After a rough start to the year in January, business at Metavante Technologies Inc. strengthened later in the quarter as higher transaction processing offset lower software license revenue and the company cut costs, executives said Friday.
The Milwaukee vendor said it had 15% earnings growth on 1% growth in sales during the first quarter, in what may be its last earnings report before its planned purchase by a larger rival, Fidelity National Information Services Inc. in Jacksonville, Fla. The deal is expected to close in the third quarter.
Michael D. Hayford, Metavante's president and chief operating officer, said its customers are weathering the financial crisis fairly well.
"In community and regional banks, we continue to see the fundamentals of their business have held up pretty well. They haven't been hit quite as bad on the balance sheet. And so they have continued to spend," Hayford said in a conference call with analysts. "We continue to see the commitment on the banks to go forward."
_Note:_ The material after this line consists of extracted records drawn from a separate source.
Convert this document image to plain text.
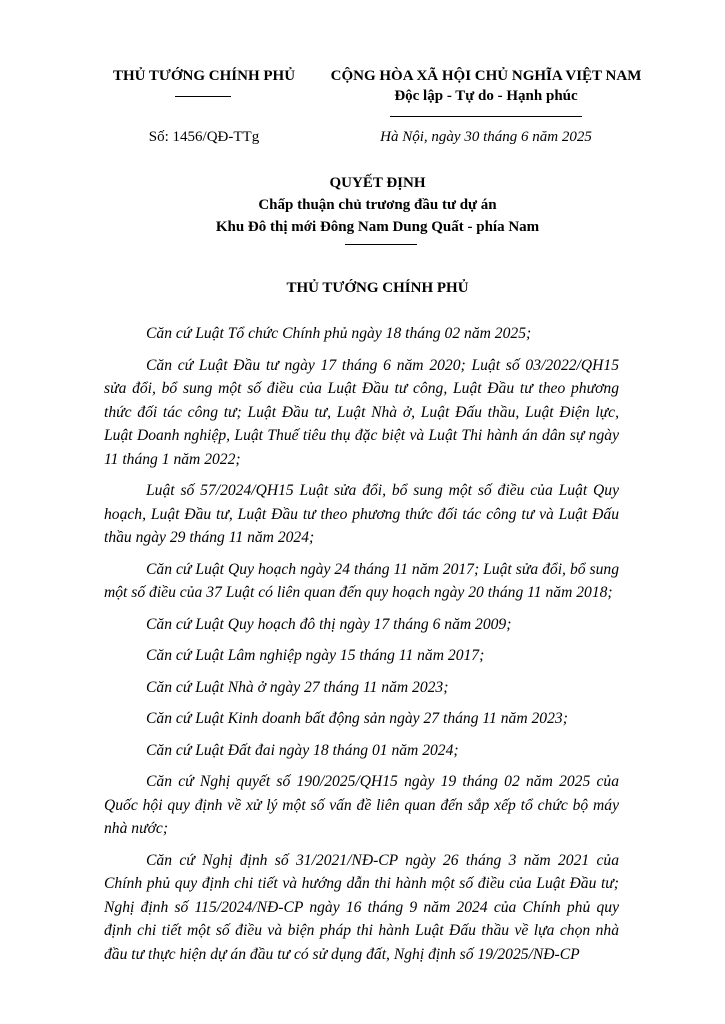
THỦ TƯỚNG CHÍNH PHỦ	CỘNG HÒA XÃ HỘI CHỦ NGHĨA VIỆT NAM
Độc lập - Tự do - Hạnh phúc
Số: 1456/QĐ-TTg	Hà Nội, ngày 30 tháng 6 năm 2025
QUYẾT ĐỊNH
Chấp thuận chủ trương đầu tư dự án
Khu Đô thị mới Đông Nam Dung Quất - phía Nam
THỦ TƯỚNG CHÍNH PHỦ

Căn cứ Luật Tổ chức Chính phủ ngày 18 tháng 02 năm 2025;

Căn cứ Luật Đầu tư ngày 17 tháng 6 năm 2020; Luật số 03/2022/QH15 sửa đổi, bổ sung một số điều của Luật Đầu tư công, Luật Đầu tư theo phương thức đối tác công tư; Luật Đầu tư, Luật Nhà ở, Luật Đấu thầu, Luật Điện lực, Luật Doanh nghiệp, Luật Thuế tiêu thụ đặc biệt và Luật Thi hành án dân sự ngày 11 tháng 1 năm 2022;

Luật số 57/2024/QH15 Luật sửa đổi, bổ sung một số điều của Luật Quy hoạch, Luật Đầu tư, Luật Đầu tư theo phương thức đối tác công tư và Luật Đấu thầu ngày 29 tháng 11 năm 2024;

Căn cứ Luật Quy hoạch ngày 24 tháng 11 năm 2017; Luật sửa đổi, bổ sung một số điều của 37 Luật có liên quan đến quy hoạch ngày 20 tháng 11 năm 2018;

Căn cứ Luật Quy hoạch đô thị ngày 17 tháng 6 năm 2009;

Căn cứ Luật Lâm nghiệp ngày 15 tháng 11 năm 2017;

Căn cứ Luật Nhà ở ngày 27 tháng 11 năm 2023;

Căn cứ Luật Kinh doanh bất động sản ngày 27 tháng 11 năm 2023;

Căn cứ Luật Đất đai ngày 18 tháng 01 năm 2024;

Căn cứ Nghị quyết số 190/2025/QH15 ngày 19 tháng 02 năm 2025 của Quốc hội quy định về xử lý một số vấn đề liên quan đến sắp xếp tổ chức bộ máy nhà nước;

Căn cứ Nghị định số 31/2021/NĐ-CP ngày 26 tháng 3 năm 2021 của Chính phủ quy định chi tiết và hướng dẫn thi hành một số điều của Luật Đầu tư; Nghị định số 115/2024/NĐ-CP ngày 16 tháng 9 năm 2024 của Chính phủ quy định chi tiết một số điều và biện pháp thi hành Luật Đấu thầu về lựa chọn nhà đầu tư thực hiện dự án đầu tư có sử dụng đất, Nghị định số 19/2025/NĐ-CP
Timothy C. Oliver, a senior executive vice president and the chief financial officer, said the company faced a difficult environment for selling software, particularly check-image technology.
"January was tough across the portfolio," Oliver said. "In the second two months of the quarter, things got a lot better and really got a lot better in every business except merchant, which was down year-over-year, slightly," as was its government payments unit.
Retail transactions, a relatively small business at Metavante, and government payments each was affected by the year-long recession, executives said.
Net income grew 15% compared to the year earlier, to $40.3 million. Revenue was up 1%, to $426.9 million. Cash net earnings, the number that Wall Street watches, were 39 cents per share, beating analysts' 38-cent average estimate.
David Koning, an analyst at Robert W. Baird & Co., said the results were solid, but he cautioned against reading too much from Metavante's results into the health of banks or other vendors.
"They all have pretty stable revenue streams. A lot of banks just pay a monthly bill," said Koning, who rates both Metavante and Fidelity shares "outperform." "When things are better at banks, they probably spend a little more at the margins."